What’s your strategy for getting through a maze? What if, when you chose a path, you could know ahead of time that it wasn’t a dead end and that you’d get your cheese? What if you could know, at every decision point, that each move was the right move? Is that cheating? Well, maybe, if you’re purely dealing with mazes.  But when we’re talking about maximizing the energy you put into your FMEA effort by gaining insight into your product/process risk  and increasing your chances of coming out the other end with your cheese, it’s called methodology.

How to Cheat at Mazes and Get Away with It

By closely following some basic methodology guidelines with our APIS IQ-Software, we can be confident knowing we are going to get the cheese – we have an analysis that is on point, thorough, complete, and consistent, we got everything possible out of the effort, we understand our product/process risk and we have a solid plan to engage in mitigating that risk where necessary.

When we enter the maze, we need to take great care when building our FMEA model. Defining the structure and then the functions, failures, requirements, and characteristics that go inside it. Finally, we need to relate this data together in a meaningful way lest it just be data and not knowledge. These data relationships are what set the IQ-Software approach apart from the pack.

Structure Tree

Made up of a hierarchically interconnected group of system elements, the structure tree provides the organizational foundation for our FMEA. It helps us to visualize the components of our system. We aren’t bound to this structure, we are instead aided by its organization as we create functions and failures and link them together.

Functions, Failures, Requirements, and Characteristics

Defining the functions doesn’t come so easily. In my opinion, it’s the most challenging aspect of an FMEA. Like writing a short speech or building a short presentation, it takes more time to make them short and concise than it does to let them ramble too long and off point.

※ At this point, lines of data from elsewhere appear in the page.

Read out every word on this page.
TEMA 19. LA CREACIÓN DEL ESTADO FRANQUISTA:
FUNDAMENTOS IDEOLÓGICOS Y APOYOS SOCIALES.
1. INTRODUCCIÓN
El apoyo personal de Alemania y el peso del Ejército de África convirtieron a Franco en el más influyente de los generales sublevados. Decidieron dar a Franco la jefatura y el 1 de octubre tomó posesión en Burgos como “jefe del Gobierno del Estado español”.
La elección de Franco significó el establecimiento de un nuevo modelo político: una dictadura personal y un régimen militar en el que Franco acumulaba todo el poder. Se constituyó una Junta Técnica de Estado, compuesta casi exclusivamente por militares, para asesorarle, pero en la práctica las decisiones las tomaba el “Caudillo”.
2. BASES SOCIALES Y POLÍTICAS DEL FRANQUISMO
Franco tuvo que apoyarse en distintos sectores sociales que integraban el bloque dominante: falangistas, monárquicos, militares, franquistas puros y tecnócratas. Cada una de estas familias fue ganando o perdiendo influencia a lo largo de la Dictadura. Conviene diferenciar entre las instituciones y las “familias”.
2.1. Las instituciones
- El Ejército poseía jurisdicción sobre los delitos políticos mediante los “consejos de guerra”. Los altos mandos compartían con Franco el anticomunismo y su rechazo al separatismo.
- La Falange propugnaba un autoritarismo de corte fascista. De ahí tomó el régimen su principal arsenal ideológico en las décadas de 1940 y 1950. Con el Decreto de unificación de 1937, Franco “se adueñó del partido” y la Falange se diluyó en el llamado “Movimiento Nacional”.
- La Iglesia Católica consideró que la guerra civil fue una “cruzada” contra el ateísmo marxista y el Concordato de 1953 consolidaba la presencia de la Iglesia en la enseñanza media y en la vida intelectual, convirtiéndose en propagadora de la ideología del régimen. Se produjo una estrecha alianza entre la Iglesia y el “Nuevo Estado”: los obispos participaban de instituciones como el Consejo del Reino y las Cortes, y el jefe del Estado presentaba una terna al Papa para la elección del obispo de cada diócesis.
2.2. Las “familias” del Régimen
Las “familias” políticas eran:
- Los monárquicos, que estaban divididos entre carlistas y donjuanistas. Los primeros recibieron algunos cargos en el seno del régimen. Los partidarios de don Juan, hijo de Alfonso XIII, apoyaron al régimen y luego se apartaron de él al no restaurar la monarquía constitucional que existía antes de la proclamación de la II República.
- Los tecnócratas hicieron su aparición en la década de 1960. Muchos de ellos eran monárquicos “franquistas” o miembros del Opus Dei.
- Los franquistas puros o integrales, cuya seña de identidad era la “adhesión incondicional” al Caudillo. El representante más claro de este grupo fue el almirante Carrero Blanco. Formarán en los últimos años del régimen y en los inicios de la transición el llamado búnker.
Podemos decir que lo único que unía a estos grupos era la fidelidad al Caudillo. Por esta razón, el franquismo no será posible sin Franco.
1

Let’s take a look at an example where the functional understanding was not on target. The original analysis described things like this:

System element System Element: Pump Retainer
Function Function: Material shall ensure resistance against fluid and temperature under operating conditions
Failure Failure: Material does not ensure resistance against fluid and temperature under operating conditions
Function Function: Shall hold pump in place in all directions
Failure Failure: Does not hold pump in place in all directions

What do we have here? The device is supposed to hold a pump in place. It appears that there might be some requirements related to the operating environment but they are being confused with the function. Worse yet, the material failures (causes to the fastening failure) are being confused as being failure modes. Let’s go for the cheese here and try a different direction…

Function Function: Shall hold pump in place in all directions
Requirement Requirement: Ensure product is resistant to fluids (specification here)
Requirement Requirement: Ensure product maintains holding under temperature extremes (specification: -40 < temp < +40)
Failure Failure: Pump not held securely
Failure cause Failure cause (Product characteristic failure): Material not resistant to fluids
Failure cause Failure cause (Product characteristic failure): Material not temperature resistant

This is how we find the cheese. With the clarity arrived at through careful thinking of the function, requirements, and failures, we’ve boiled it down to a single function with a single failure. If you expand this through your whole FMEA, you can imagine how it can be boiled down to the core. When this happens, we get the Cheese! In other words, we get the opportunity to see the FMEA deliver real value. Carry on!